SPRINGFIELD — An Illinois group trying to get a constitutional amendment on the Nov. 3 ballot is not entitled to looser regulations during the COVID-19 pandemic, a federal appeals court ruled Wednesday.
The Committee for the Illinois Democracy Amendment is advocating for a state constitutional change mandating the General Assembly to take roll call votes on legislation proposing “stronger ethical standards for Illinois public officials.”
It would also allow residents to introduce related bills by submitting a petition including at least 100,000 signatures.
In a lawsuit filed against the secretary of state’s office and State Board of Elections, the organization’s attorneys argued Gov. J.B. Pritzker’s social distancing and stay-at-home orders unconstitutionally prevented canvassers from securing the required 363,813 hand-written signatures — or, 8% of votes cast for governor in the last election — by May 3.

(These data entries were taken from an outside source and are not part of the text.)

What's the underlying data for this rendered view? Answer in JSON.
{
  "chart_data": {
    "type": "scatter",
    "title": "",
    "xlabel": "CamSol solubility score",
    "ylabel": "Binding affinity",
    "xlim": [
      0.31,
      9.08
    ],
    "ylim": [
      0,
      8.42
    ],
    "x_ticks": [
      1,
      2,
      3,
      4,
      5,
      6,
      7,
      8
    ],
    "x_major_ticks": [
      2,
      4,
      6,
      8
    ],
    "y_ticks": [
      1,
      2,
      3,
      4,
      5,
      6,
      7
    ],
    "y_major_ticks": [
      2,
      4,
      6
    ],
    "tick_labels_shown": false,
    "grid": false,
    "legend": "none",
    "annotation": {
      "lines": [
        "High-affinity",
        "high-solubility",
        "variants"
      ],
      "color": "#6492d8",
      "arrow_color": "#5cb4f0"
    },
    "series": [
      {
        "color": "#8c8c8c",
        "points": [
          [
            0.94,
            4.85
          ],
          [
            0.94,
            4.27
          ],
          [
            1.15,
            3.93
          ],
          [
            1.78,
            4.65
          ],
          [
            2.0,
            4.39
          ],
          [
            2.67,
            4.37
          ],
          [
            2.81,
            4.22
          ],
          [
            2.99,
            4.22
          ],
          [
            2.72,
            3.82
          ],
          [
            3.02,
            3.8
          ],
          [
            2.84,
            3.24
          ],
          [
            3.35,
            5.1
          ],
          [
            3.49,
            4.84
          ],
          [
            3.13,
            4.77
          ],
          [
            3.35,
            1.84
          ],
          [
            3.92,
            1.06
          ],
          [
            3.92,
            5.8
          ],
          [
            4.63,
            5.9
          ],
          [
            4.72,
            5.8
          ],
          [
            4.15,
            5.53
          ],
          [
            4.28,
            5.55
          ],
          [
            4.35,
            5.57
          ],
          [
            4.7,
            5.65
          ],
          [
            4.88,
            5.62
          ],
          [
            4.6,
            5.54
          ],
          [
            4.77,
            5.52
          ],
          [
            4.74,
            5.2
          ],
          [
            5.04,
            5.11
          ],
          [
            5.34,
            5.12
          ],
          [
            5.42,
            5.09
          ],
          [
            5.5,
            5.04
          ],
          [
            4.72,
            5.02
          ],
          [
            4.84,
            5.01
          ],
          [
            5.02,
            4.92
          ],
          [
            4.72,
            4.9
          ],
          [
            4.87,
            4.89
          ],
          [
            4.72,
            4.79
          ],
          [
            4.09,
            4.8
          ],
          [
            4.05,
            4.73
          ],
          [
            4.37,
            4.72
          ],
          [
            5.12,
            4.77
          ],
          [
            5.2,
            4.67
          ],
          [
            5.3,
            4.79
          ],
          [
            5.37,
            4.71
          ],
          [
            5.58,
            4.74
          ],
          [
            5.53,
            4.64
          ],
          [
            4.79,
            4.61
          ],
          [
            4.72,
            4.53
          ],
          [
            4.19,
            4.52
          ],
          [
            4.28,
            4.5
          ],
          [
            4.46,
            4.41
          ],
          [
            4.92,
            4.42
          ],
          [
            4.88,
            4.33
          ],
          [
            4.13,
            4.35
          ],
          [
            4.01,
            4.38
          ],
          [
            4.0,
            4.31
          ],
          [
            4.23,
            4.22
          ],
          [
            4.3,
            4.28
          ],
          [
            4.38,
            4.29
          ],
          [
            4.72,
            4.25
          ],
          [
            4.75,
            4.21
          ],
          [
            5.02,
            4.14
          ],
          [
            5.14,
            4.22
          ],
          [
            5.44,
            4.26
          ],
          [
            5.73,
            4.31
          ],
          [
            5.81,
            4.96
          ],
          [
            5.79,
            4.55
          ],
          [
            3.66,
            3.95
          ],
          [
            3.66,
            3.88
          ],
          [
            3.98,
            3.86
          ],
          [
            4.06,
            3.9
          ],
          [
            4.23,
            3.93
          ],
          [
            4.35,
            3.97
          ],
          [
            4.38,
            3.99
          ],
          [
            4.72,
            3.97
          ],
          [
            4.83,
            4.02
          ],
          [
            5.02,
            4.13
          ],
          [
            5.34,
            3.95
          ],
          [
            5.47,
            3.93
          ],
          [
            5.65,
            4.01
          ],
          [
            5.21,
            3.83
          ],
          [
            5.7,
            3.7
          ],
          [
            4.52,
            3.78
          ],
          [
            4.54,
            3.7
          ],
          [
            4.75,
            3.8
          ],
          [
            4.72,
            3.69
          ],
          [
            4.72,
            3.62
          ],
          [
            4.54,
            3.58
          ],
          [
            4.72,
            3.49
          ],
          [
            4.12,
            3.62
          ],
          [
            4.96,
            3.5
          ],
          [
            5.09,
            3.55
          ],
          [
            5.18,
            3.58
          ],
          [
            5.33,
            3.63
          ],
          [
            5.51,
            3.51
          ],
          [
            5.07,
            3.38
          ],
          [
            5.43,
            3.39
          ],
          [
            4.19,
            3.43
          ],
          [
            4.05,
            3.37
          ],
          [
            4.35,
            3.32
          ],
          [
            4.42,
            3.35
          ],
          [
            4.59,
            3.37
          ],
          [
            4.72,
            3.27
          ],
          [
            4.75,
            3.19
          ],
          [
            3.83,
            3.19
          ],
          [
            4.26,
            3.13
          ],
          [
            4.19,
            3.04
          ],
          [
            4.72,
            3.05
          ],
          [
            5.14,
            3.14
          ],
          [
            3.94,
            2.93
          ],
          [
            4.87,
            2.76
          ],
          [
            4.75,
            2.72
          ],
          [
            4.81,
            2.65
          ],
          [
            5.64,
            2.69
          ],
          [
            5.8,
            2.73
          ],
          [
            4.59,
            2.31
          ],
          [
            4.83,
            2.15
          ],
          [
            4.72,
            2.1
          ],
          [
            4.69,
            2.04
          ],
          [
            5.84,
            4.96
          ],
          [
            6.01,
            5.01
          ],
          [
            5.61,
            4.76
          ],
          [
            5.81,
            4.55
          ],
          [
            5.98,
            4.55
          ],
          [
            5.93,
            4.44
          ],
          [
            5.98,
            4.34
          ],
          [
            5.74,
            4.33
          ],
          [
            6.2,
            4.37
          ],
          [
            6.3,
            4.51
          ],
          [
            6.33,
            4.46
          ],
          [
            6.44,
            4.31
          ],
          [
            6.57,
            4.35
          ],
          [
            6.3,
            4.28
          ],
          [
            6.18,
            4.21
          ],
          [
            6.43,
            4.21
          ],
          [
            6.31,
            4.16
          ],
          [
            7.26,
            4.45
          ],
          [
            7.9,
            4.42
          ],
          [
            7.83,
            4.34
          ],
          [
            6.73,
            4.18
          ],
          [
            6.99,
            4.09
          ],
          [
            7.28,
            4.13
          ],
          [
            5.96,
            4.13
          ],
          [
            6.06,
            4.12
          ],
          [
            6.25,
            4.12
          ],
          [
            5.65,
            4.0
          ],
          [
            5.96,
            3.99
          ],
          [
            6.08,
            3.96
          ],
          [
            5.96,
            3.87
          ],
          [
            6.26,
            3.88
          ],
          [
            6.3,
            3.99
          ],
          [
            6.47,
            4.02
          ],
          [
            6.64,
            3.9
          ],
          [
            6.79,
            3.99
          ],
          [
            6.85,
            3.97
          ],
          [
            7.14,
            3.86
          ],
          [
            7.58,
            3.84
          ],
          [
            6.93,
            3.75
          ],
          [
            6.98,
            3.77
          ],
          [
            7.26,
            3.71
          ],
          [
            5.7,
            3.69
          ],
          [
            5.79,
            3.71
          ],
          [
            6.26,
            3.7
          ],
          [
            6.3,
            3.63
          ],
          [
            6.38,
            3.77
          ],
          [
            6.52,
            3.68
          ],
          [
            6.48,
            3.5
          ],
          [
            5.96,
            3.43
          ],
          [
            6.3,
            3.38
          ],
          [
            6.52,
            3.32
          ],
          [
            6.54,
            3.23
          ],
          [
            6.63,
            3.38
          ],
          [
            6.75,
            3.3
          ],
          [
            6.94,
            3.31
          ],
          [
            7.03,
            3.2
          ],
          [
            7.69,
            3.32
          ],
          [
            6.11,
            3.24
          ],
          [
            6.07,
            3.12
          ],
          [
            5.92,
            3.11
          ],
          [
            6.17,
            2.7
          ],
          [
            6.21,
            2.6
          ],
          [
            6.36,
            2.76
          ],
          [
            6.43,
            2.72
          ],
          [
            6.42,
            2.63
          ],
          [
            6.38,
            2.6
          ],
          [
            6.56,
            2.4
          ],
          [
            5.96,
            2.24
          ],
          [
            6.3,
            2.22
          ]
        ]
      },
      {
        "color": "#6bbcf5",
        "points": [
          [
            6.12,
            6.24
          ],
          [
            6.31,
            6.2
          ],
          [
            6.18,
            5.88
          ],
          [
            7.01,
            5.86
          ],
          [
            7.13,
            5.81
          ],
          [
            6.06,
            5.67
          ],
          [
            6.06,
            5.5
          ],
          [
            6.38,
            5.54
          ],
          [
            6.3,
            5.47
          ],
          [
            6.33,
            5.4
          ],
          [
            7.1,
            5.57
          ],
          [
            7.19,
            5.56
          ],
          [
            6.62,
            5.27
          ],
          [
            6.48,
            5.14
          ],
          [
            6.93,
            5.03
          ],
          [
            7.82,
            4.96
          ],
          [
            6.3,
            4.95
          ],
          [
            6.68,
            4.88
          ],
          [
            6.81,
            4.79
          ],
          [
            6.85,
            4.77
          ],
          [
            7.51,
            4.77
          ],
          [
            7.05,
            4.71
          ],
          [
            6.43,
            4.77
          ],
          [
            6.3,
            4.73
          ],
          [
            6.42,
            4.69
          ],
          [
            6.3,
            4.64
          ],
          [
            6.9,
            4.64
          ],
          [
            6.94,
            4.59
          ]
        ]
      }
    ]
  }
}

Writing per curiam, 7th U.S. Circuit Court of Appeals Judges Frank H. Easterbrook, Michael S. Kanne and David F. Hamilton wrote that the committee brought the problem on itself. The group was founded April 1, according to documents filed with the State Board of Elections, almost 17 months after Illinois rules permitted signature collection to begin and one month after Pritzker issued executive orders to manage COVID-19’s spread.
Committee members “had plenty of time to gather signatures before the pandemic began,” the judges wrote in their ruling. “That’s a good reason to conclude that they are not entitled to emergency” considerations.
The court acknowledged social distancing and stay-at-home restrictions “surely make it hard to round up signatures,” but wrote changes to social behaviors caused by the pandemic would contribute to the difficulty as well.
And the judges added this matter is “wholly” one of state law because the U.S. Constitution does not guarantee a right for voters to include initiatives on the ballot — Illinois law does.
“If we understand the governor’s orders, coupled with the signature requirements, as equivalent to a decision to skip all referenda for the 2020 election cycle, there is no federal problem,” the judges wrote in their opinion. “Illinois may decide for itself whether a pandemic is a good time to be soliciting signatures on the streets in order to add referenda to a ballot.”
A spokesperson for the secretary of state’s office wrote in an email that officials “are pleased with the ruling.” A spokesperson for the State Board of Elections declined to comment.
Former Gov. Patrick J. Quinn, an attorney representing the committee, said in an interview Friday he and his clients are “disappointed.”
They brought this lawsuit, he said, because “it’s impossible” to comply with state law mandating petitions be circulated in person and with the governor’s social distancing order.
“The state should not be allowed to try to cancel out the rights of voters to circulate petitions to put issues on the ballot,” Quinn said. “It makes the whole process very dangerous. We’re going to keep fighting.”
Their options, he said, include appealing the decision — the committee is “free” to pursue the issues in this case in a district court, the judges wrote in their ruling — or attempting to change the law “so voters have the option to sign petitions electronically during the pandemic, which is not going away.”
Quinn pointed out his ruling comes 40 years after the Cutback Amendment — which decreased the number of lawmakers in the General Assembly — was successfully added to the ballot. It remains the only one to do so in Illinois history.
“These are fundamental rights that have to be protected from politicians and the State Board of Elections, who are doing everything they can to keep these off the ballot,” he said.
The case is William Morgan, et al., v. Jesse White, et al., No. 20-1801.